Dengan begitu itu, maka bagi wisatawan Muslim, obyek-obyek wisata ini justru bisa digunakan untuk mengokohkan keyakinan mereka kepada Allah, Islam dan peradabannya.Sementara bagi wisatawan non-Muslim, obyek-obyek ini bisa digunakan sebagai sarana untuk menanamkan keyakinan mereka pada Kemahabesaran Allah. Di sisi lain, juga bisa digunakan sebagai sarana untuk menunjukkan kepada mereka akan keagungan dan kemuliaan Islam, umat Islam dan peradabannya.

Sementara obyek wisata, yang merupakan peninggalan bersejarah dari peradaban lain, maka negara bisa menempuh dua kebijakan. Pertama, jika obyek-obyek tersebut merupakan tempat peribadatan umat non Islam, maka harus dilihat, Jika masih digunakan sebagai tempat peribadatan, maka obyek-obyek tersebut akan dibiarkan. Namun, jika sudah tidak digunakan sebagai tempat peribadatan, maka obyek-obyek tersebut akan ditutup, dan bahkan bisa dihancurkan.
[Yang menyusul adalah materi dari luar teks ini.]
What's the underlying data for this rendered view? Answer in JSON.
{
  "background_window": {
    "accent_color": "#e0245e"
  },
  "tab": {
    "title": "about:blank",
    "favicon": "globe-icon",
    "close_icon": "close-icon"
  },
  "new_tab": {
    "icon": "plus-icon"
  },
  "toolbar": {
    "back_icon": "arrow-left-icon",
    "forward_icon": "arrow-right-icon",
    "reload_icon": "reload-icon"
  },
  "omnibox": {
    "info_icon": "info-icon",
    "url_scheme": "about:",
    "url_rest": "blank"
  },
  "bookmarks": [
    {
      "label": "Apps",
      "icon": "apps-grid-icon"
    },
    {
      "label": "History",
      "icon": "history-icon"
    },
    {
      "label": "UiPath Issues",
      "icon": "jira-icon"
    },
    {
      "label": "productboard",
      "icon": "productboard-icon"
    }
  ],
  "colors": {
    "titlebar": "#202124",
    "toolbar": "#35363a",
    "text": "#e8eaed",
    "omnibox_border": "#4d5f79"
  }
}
Kedua, jika obyek-obyek tersebut bukan merupakan tempat peribadatan, maka tidak ada alasan untuk dipertahankan. Karena itu, obyek-obyek seperti ini akan ditutup, dihancurkan atau diubah. Ini seperti dunia fantasi yang di dalamnya terdapat berbagai patung makhluk hidup, seperti manusia atau binatang.Tempat seperti ini bisa ditutup, patung makhluk hidupnya harus dihancurkan, atau diubah agar tidak bertentangan dengan peradaban Islam.

Meski bidang pariwisata, dengan kriteria dan ketentuan sebagaimana yang telah disebutkan di atas tetap dipertahankan, tetapi tetap harus dicatat, bahwa bidang ini meski bisa menjadi salah satu sumber devisa, tetapi ini tidak akan dijadikan sebagai sumber perekonomian Negara. Selain karena tujuan utama dipertahankannya bidang ini adalah sebagai sarana dakwah dan propaganda, Negara juga mempunyai sumber perekonomian yang bersifat tetap.

Dengan demikian, Negara sebagai negara tetap bisa menjaga kemurniaan ideologi dan peradabannya dari berbagai invasi budaya yang datang dari luar.